Старик тяжело вздохнул и продолжил:
— Наша беда в том, что помимо верности и преданности людей нам захотелось их любви.
— Нам, это люциферам? — уточнил Лука.
— Нет. Это случилось задолго до разделения на асуров и архонтов, то есть на люциферов и грааль. Нам, это значит всем неберам Натуру. Ради этой любви смертных мы и предали свои законы, свои устои, а стало быть, и самих себя.
— Что конкретно ты имеешь в виду? Может, это было не предательство на самом деле, а банальное заблуждение? Ты же говорил, что боги не совершенны. Они могли заблуждаться.
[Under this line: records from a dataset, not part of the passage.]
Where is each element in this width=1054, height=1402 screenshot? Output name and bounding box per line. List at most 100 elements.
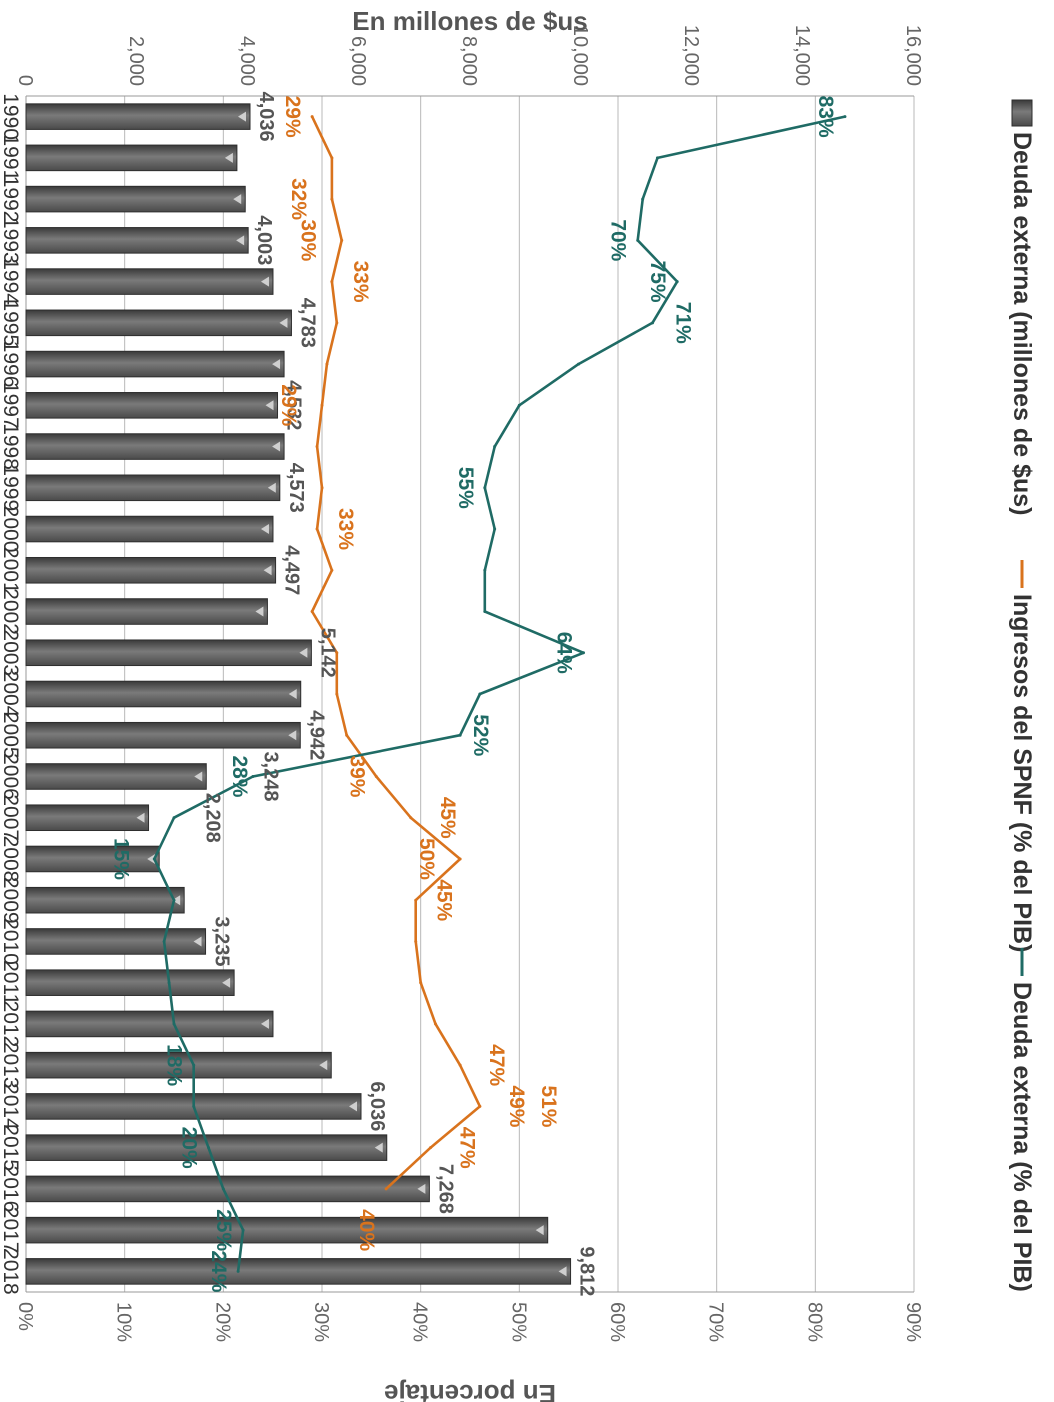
bar-deuda-externa: [25, 433, 285, 460]
x-tick-label: 1994: [0, 258, 22, 305]
bar-cap-marker: [260, 276, 269, 287]
bar-cap-marker: [417, 1183, 426, 1194]
point-ingresos-spnf: [335, 321, 339, 325]
bar-cap-marker: [172, 895, 181, 906]
bar-cap-marker: [255, 606, 264, 617]
point-deuda-pib: [577, 362, 581, 366]
bar-deuda-externa: [25, 144, 238, 172]
data-label-ingresos: 32%: [287, 178, 310, 220]
data-label-ingresos: 45%: [433, 879, 456, 921]
point-ingresos-spnf: [330, 197, 334, 201]
point-deuda-pib: [172, 1022, 176, 1026]
x-tick-label: 2001: [0, 547, 22, 594]
x-tick-label: 2018: [0, 1248, 22, 1295]
point-deuda-pib: [478, 692, 482, 696]
x-tick-label: 1999: [0, 464, 22, 511]
point-ingresos-spnf: [409, 816, 413, 820]
data-label-deuda-millones: 3,248: [259, 751, 281, 801]
bar-cap-marker: [194, 771, 203, 782]
x-tick-label: 1992: [0, 176, 22, 223]
point-deuda-pib: [207, 1146, 211, 1150]
bar-cap-marker: [288, 689, 297, 699]
point-ingresos-spnf: [315, 445, 319, 449]
point-ingresos-spnf: [320, 403, 324, 407]
y-left-tick-label: 12,000: [680, 25, 702, 86]
bar-deuda-externa: [25, 1051, 332, 1079]
point-deuda-pib: [483, 610, 487, 614]
data-label-deuda-pib: 25%: [212, 1209, 235, 1251]
data-label-deuda-millones: 4,036: [255, 92, 277, 142]
point-ingresos-spnf: [345, 733, 349, 737]
point-ingresos-spnf: [330, 156, 334, 160]
y-right-tick-label: 30%: [310, 1302, 332, 1342]
legend: Deuda externa (millones de $us) Ingresos…: [1008, 99, 1036, 1292]
bar-cap-marker: [348, 1101, 357, 1112]
y-right-tick-label: 80%: [803, 1302, 825, 1342]
y-right-tick-label: 50%: [507, 1302, 529, 1342]
bar-deuda-externa: [25, 474, 281, 502]
x-tick-label: 2013: [0, 1042, 22, 1089]
data-label-ingresos: 39%: [345, 755, 368, 797]
point-ingresos-spnf: [429, 1146, 433, 1150]
y-left-tick-label: 0: [14, 75, 36, 86]
x-tick-label: 1997: [0, 382, 22, 429]
point-deuda-pib: [843, 115, 847, 119]
data-label-deuda-pib: 24%: [207, 1250, 230, 1292]
data-label-deuda-pib: 28%: [228, 755, 251, 797]
y-left-tick-label: 4,000: [236, 36, 258, 86]
x-tick-label: 1990: [0, 93, 22, 140]
x-tick-label: 2003: [0, 629, 22, 676]
data-label-deuda-pib: 70%: [607, 219, 630, 261]
point-deuda-pib: [493, 527, 497, 531]
bar-deuda-externa: [25, 227, 249, 254]
point-ingresos-spnf: [320, 486, 324, 490]
bar-cap-marker: [224, 152, 233, 163]
bar-deuda-externa: [25, 185, 246, 213]
bar-cap-marker: [319, 1060, 328, 1071]
point-ingresos-spnf: [458, 857, 462, 861]
data-label-deuda-millones: 2,208: [202, 793, 224, 843]
y-left-tick-label: 14,000: [791, 25, 813, 86]
bar-cap-marker: [147, 853, 156, 864]
bar-deuda-externa: [25, 928, 207, 955]
y-right-tick-label: 20%: [211, 1302, 233, 1342]
point-deuda-pib: [236, 1269, 240, 1273]
x-tick-label: 2002: [0, 588, 22, 635]
x-tick-label: 2016: [0, 1166, 22, 1213]
point-ingresos-spnf: [325, 362, 329, 366]
data-label-deuda-millones: 4,532: [283, 380, 305, 430]
data-label-ingresos: 29%: [277, 384, 300, 426]
bar-deuda-externa: [25, 1175, 430, 1203]
bar-cap-marker: [136, 812, 145, 823]
bar-cap-marker: [374, 1142, 383, 1153]
x-tick-label: 2012: [0, 1001, 22, 1048]
bar-deuda-externa: [25, 103, 251, 130]
point-deuda-pib: [172, 898, 176, 902]
y-left-tick-label: 8,000: [458, 36, 480, 86]
point-ingresos-spnf: [414, 898, 418, 902]
y-left-tick-label: 2,000: [125, 36, 147, 86]
x-tick-label: 2006: [0, 753, 22, 800]
point-deuda-pib: [162, 939, 166, 943]
point-ingresos-spnf: [374, 774, 378, 778]
point-ingresos-spnf: [335, 692, 339, 696]
point-ingresos-spnf: [310, 115, 314, 119]
bar-deuda-externa: [25, 392, 279, 419]
point-deuda-pib: [636, 238, 640, 242]
x-tick-label: 1995: [0, 299, 22, 346]
data-label-ingresos: 47%: [485, 1044, 508, 1086]
bar-cap-marker: [260, 524, 269, 535]
bar-cap-marker: [272, 359, 281, 370]
bar-cap-marker: [267, 482, 276, 493]
bar-cap-marker: [260, 1018, 269, 1029]
data-label-deuda-millones: 4,942: [305, 710, 327, 760]
bar-deuda-externa: [25, 1216, 549, 1244]
data-label-ingresos: 50%: [415, 838, 438, 880]
y-right-tick-label: 0%: [14, 1302, 36, 1331]
bar-deuda-externa: [25, 350, 285, 378]
point-deuda-pib: [675, 280, 679, 284]
point-deuda-pib: [152, 857, 156, 861]
x-tick-label: 1996: [0, 341, 22, 388]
Гэбриэл снова вздохнул, будто раздумывал, отвечать на вопрос Луки или нет:
— Сложно объяснить в двух фразах. Наши предки влезли в такую область эволюции, которая не была изучена ими досконально. Я имею в виду человеческую психику и скорость эволюции смертных. Как известно, к хорошему привыкаешь быстро. Вот и люди стали спекулировать нашим вниманием. Они быстро привыкли к тому, что их оберегают, защищают, не дают погибнуть от нападения диких зверей и голода и перестали эволюционировать, просто стали ждать нашей подачки. Позже, когда смертные получали знания по выживанию, они всё равно продолжали надеяться на нас, но не на собственные силы и умение. Обрели они самостоятельность лишь тогда, когда поняли, что боги навсегда покинули их. Нам не стоило вообще приручать их. Из-за этого все беды и наши, и их. И что самое ужасное: была нарушена программа эволюции, не стало естественного отбора.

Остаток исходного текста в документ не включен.